Belfast Telegraph

‘Just don’t call this show Bake Off Reheated!’

Nadiya Hussain co-hosts the BBC’s The Big Family Cooking Showdown, but the Bake Off winner says it’s not a pale imitation

By Susan Griffin

The Big Family Cooking Showdown is being hailed as the new Great British Bake Off, but Nadiya Hussain, who co-presents the series with Zoe Ball, is adamant it’s nothing of the sort.

“People think it’s a replacement, they’re saying it’s the new Bake Off, but it’s not,” says Hussain, who won The Great British Bake Off in 2015.

Ahead of its debut on BBC Two on Tuesday, we take a closer look at the new show which is set to celebrate favourite family recipes across the nation.

What’s the format?

Over the 12-part series, 16 teams of cooks will be whittled down over eight heats, three semi-finals and one grand final. In each episode, two families, represented by three family members, go head-to-head in three rounds.

Round one is the £10 challenge, where teams show what they can do to feed four within the budget in just over an hour.

Round two is the home visits challenge, where each team must cook a main course and a dessert in their own home.

Round three is the “impress the neighbours” challenge, where the families return to the studio, creating a starter and a main course in little over two hours.

Who’s presenting?

Zoe Ball swaps the glitter of Strictly Come Dancing: It Takes Two for presenting duties in The Big Family Cooking Showdown studio. Ball, a mum-of-two, doesn’t describe herself as the world’s best cook, but has enjoyed learning some handy new kitchen tips from the families.

“We get to go into family homes and see them cooking in their own home space. It’s really quite wonderful seeing all these recipes that have gone back through the families, handed down and taught from generation to generation,” says the 46-year-old.

Ball is joined by Hussain, a mum-of-three, who’s now a published author and popular TV presenter following her Bake Off win.

“It’s not just about the food, but it’s also about the dynamics of the family, because we’ve got so many different types of families, the array of food is unreal,” explains the 32-year-old.
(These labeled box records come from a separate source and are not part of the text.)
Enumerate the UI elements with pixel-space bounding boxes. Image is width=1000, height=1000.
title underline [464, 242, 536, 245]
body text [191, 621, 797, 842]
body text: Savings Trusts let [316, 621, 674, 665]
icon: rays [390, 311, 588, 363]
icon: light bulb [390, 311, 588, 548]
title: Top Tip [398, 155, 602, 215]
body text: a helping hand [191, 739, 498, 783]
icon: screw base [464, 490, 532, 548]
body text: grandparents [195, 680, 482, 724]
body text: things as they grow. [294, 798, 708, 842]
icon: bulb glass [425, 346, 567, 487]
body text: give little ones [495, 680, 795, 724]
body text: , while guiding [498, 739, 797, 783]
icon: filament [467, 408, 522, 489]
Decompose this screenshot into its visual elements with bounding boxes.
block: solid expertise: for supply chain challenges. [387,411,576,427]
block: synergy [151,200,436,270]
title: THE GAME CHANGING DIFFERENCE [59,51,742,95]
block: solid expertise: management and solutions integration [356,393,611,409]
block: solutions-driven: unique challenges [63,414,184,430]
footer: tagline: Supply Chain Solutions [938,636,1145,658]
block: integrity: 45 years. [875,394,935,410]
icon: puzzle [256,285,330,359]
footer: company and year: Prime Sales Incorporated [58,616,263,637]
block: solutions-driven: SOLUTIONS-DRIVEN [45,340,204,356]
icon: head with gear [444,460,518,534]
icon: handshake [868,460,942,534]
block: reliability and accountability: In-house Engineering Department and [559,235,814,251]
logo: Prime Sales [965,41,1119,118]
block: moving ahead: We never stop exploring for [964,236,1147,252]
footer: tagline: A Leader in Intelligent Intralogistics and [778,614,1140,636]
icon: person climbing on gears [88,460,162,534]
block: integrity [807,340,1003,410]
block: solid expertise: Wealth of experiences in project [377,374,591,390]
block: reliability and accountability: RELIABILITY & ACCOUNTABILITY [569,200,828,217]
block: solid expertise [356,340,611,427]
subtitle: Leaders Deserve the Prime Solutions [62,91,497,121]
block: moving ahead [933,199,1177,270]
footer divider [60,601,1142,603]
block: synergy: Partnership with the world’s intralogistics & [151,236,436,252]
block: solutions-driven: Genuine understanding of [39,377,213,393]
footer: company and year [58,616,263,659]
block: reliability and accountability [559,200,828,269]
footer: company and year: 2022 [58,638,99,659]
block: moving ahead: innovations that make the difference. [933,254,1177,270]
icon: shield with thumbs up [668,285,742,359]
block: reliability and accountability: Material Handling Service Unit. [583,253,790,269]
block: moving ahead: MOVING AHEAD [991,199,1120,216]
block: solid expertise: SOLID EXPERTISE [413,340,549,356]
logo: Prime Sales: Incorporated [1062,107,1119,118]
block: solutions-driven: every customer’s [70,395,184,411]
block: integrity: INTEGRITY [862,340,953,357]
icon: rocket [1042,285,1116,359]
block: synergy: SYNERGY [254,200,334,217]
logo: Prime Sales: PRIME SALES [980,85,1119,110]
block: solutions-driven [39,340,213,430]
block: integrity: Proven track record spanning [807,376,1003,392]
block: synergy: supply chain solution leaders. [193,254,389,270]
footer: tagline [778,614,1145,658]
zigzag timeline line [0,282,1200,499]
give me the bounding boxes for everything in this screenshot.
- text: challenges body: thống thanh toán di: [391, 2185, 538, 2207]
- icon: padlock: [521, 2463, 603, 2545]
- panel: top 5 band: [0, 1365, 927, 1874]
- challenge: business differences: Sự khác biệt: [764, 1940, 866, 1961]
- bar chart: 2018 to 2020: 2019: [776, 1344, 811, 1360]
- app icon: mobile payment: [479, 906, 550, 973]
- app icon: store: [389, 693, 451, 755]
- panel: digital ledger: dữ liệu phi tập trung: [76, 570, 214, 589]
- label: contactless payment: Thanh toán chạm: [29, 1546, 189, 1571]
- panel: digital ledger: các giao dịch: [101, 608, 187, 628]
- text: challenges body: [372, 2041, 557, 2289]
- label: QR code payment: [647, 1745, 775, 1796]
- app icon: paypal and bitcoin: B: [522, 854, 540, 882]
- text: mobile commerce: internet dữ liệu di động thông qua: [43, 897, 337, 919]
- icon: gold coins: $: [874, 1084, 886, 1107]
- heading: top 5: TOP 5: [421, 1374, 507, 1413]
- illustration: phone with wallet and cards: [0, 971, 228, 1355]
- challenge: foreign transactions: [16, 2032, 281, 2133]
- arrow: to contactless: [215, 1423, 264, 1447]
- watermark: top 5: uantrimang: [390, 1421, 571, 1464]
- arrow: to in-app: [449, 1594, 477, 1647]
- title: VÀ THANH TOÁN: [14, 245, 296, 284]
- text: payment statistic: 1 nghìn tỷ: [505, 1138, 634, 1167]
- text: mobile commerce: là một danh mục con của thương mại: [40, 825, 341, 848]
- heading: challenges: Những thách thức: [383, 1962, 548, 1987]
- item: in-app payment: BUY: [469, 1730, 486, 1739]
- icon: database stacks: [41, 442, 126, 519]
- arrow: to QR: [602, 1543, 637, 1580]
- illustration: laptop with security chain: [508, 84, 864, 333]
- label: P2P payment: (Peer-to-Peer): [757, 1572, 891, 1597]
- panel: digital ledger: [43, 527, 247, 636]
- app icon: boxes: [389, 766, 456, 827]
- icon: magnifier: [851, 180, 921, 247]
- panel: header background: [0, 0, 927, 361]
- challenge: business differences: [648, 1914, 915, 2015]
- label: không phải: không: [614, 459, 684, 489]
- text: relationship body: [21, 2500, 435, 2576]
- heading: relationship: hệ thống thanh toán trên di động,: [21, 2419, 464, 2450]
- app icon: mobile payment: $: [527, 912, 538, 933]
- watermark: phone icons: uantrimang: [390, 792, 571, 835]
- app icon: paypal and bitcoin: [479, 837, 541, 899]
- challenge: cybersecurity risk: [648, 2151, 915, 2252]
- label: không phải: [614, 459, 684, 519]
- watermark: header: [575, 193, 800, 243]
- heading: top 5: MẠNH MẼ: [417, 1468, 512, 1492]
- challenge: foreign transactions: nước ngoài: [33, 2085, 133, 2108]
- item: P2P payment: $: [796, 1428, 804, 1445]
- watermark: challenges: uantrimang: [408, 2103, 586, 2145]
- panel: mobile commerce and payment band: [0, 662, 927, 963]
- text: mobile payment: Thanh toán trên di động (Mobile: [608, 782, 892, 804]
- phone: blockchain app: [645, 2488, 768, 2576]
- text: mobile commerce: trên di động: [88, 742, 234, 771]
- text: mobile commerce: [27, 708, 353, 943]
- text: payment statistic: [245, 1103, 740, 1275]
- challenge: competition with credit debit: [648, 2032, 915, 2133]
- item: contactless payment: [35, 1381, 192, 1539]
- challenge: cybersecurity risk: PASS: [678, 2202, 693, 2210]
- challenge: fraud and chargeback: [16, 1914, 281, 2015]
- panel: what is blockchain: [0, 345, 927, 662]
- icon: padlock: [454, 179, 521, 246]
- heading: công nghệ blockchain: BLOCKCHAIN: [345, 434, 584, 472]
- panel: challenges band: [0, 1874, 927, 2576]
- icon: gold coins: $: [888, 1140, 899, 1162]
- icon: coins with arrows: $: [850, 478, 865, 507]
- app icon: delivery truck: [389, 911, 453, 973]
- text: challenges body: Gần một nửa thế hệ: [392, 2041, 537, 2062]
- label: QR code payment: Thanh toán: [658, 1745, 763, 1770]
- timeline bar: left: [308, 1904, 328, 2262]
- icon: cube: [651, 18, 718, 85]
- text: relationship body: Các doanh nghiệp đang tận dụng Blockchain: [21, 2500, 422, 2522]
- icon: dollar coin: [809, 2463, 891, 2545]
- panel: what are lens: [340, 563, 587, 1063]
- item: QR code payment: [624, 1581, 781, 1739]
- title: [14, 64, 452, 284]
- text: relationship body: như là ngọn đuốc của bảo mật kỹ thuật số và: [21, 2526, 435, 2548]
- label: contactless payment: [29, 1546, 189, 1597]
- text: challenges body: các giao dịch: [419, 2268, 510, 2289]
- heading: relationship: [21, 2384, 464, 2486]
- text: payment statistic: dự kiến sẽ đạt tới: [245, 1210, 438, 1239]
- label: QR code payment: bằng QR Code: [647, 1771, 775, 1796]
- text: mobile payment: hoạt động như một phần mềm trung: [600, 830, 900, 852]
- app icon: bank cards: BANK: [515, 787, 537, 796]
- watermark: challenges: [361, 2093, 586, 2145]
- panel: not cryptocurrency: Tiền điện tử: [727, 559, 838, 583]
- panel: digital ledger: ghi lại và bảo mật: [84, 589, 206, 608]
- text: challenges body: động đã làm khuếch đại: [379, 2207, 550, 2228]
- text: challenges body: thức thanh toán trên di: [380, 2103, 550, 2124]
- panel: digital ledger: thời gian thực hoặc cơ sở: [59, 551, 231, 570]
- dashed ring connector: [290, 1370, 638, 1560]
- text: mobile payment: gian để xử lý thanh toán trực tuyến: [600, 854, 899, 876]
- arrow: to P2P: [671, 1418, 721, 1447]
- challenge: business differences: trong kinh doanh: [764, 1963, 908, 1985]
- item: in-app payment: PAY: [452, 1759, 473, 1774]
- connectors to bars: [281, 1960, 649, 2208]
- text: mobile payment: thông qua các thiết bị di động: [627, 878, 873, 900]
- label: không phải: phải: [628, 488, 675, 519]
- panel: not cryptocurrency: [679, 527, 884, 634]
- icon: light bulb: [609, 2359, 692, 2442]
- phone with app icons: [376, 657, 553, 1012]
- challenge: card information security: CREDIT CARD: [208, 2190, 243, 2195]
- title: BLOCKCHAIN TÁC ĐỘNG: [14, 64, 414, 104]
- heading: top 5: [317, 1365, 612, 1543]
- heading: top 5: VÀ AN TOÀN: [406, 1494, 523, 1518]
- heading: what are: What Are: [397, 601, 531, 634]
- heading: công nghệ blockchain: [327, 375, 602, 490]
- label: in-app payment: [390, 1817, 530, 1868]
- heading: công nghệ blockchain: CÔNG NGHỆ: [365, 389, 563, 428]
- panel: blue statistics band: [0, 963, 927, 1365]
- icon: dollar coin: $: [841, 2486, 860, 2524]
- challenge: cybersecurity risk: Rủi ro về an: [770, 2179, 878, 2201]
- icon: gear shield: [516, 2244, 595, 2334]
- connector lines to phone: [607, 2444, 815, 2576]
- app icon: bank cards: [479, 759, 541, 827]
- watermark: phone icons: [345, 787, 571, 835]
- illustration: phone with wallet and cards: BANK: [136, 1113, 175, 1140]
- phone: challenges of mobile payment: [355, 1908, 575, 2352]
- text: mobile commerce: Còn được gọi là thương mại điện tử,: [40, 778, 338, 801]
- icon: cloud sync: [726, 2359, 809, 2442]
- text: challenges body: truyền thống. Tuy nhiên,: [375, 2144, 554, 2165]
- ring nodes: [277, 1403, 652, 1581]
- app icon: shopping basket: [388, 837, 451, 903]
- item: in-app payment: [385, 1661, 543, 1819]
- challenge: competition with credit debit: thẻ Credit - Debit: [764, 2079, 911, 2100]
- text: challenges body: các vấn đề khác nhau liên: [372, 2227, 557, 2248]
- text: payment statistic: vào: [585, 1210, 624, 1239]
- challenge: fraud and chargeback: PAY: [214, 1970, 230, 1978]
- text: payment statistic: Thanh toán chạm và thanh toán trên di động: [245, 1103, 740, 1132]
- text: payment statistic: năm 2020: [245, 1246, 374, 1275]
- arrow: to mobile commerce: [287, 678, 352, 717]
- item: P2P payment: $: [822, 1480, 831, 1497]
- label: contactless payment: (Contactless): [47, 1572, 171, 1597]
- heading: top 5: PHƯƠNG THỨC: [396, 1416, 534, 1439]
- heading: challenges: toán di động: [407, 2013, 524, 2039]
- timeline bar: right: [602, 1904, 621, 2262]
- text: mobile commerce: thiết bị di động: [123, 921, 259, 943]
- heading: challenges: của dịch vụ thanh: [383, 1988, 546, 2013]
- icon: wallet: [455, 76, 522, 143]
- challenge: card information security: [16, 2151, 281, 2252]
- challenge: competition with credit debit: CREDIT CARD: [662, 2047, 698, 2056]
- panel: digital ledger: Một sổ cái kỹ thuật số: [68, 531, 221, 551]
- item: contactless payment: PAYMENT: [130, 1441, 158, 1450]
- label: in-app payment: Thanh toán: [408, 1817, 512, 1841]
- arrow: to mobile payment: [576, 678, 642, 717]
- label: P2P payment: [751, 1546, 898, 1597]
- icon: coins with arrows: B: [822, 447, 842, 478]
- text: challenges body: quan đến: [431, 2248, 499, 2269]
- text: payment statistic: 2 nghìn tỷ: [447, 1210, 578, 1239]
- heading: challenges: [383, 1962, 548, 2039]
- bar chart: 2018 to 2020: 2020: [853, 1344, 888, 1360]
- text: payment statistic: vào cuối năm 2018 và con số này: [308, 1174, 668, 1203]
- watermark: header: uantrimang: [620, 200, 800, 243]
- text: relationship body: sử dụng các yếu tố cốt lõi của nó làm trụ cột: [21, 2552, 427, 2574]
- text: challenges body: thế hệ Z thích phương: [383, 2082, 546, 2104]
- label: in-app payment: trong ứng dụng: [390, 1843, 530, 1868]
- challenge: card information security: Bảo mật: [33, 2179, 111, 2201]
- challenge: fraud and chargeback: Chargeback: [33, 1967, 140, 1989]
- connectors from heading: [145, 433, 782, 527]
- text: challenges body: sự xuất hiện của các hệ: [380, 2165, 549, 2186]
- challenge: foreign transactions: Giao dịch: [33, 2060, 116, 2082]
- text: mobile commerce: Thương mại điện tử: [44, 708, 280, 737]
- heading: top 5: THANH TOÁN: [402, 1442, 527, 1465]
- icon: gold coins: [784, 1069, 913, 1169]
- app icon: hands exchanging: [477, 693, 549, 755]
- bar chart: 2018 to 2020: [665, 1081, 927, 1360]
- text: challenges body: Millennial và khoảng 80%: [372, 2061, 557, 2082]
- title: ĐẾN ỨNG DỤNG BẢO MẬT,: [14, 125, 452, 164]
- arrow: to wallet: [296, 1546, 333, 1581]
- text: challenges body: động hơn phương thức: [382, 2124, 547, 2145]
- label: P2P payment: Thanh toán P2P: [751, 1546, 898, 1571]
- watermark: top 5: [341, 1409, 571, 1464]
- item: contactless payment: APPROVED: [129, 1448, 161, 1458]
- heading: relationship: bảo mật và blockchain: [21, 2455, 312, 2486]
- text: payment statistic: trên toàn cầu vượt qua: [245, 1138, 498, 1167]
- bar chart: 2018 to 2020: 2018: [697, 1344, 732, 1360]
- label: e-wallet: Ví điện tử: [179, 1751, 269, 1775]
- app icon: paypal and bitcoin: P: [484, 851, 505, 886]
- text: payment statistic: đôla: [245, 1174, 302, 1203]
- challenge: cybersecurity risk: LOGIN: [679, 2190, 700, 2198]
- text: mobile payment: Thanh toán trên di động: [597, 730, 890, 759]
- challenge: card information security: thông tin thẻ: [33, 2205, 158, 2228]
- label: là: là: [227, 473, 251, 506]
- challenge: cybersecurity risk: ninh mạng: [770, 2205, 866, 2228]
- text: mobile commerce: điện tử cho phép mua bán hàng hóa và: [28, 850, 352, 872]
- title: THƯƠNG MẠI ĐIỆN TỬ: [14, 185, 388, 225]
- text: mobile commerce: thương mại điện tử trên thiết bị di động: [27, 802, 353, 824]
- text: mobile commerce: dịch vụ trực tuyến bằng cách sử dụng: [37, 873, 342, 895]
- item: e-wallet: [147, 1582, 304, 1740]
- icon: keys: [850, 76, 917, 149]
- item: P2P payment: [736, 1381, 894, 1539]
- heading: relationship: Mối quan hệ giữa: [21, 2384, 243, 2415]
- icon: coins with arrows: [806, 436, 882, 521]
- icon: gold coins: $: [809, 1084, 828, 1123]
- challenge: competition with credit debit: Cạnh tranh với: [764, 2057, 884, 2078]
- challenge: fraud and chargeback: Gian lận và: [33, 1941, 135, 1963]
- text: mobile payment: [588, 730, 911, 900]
“And it’s not one person cooking, so it falls on everybody to have a role in the group and that’s really interesting to watch.”

Who’s judging?

Chef Rosemary Shrager (66), who’s appeared on The Real Marigold Hotel, The Chopping Block and Rosemary’s School For Cooks, as well as Ladette To Lady, is looking for a family with food at its heart that shares both the kitchen duties and recipes between the generations.

“I think it’s a combination of families cooking, achieving lots of great stuff together, doing lots of unusual food that even I haven’t seen before,” she says.

She is joined by Michelin star chef Giorgio Locatelli, who owns Locanda Locatelli, and has appeared in Sicily Unpacked and Italy Unpacked.

“I was born on the second floor of a restaurant, so all my life it has been about culinary tradition,” he notes. “I think the viewers will enjoy the intimacy of going to the house of the families, see their kitchen and see what food means to them.”

who’s taking part?

In total there are 16 families, two taking part per episode, and representing all corners of the country.

In heat one, we’re introduced to the Charles and Marks families, who hail from Yorkshire and London respectively.

The Charles team is made up of Betty (29), her husband Dan (32) and her mother Jean (59). They take inspiration for their food from their travels across Europe and Asia.

The Marks team is made up of Swedish-born Torun (86), her daughter Jessica (55) and grandson Oskar (29). Together they enjoy cooking Swedish dishes that Torun has passed down to her family, with Oskar adapting the recipes using more exotic ingredients.

does it deserve the bake off comparisons?

In short, no it doesn’t. There might be two judges and two presenters, one of which won The Great British Bake Off, but that’s really where the similarities end.

There are teams of three so unlike Bake Off it’s a group effort. The contestants are also asked to create entire meals not focus solely on cakes, buns and breads.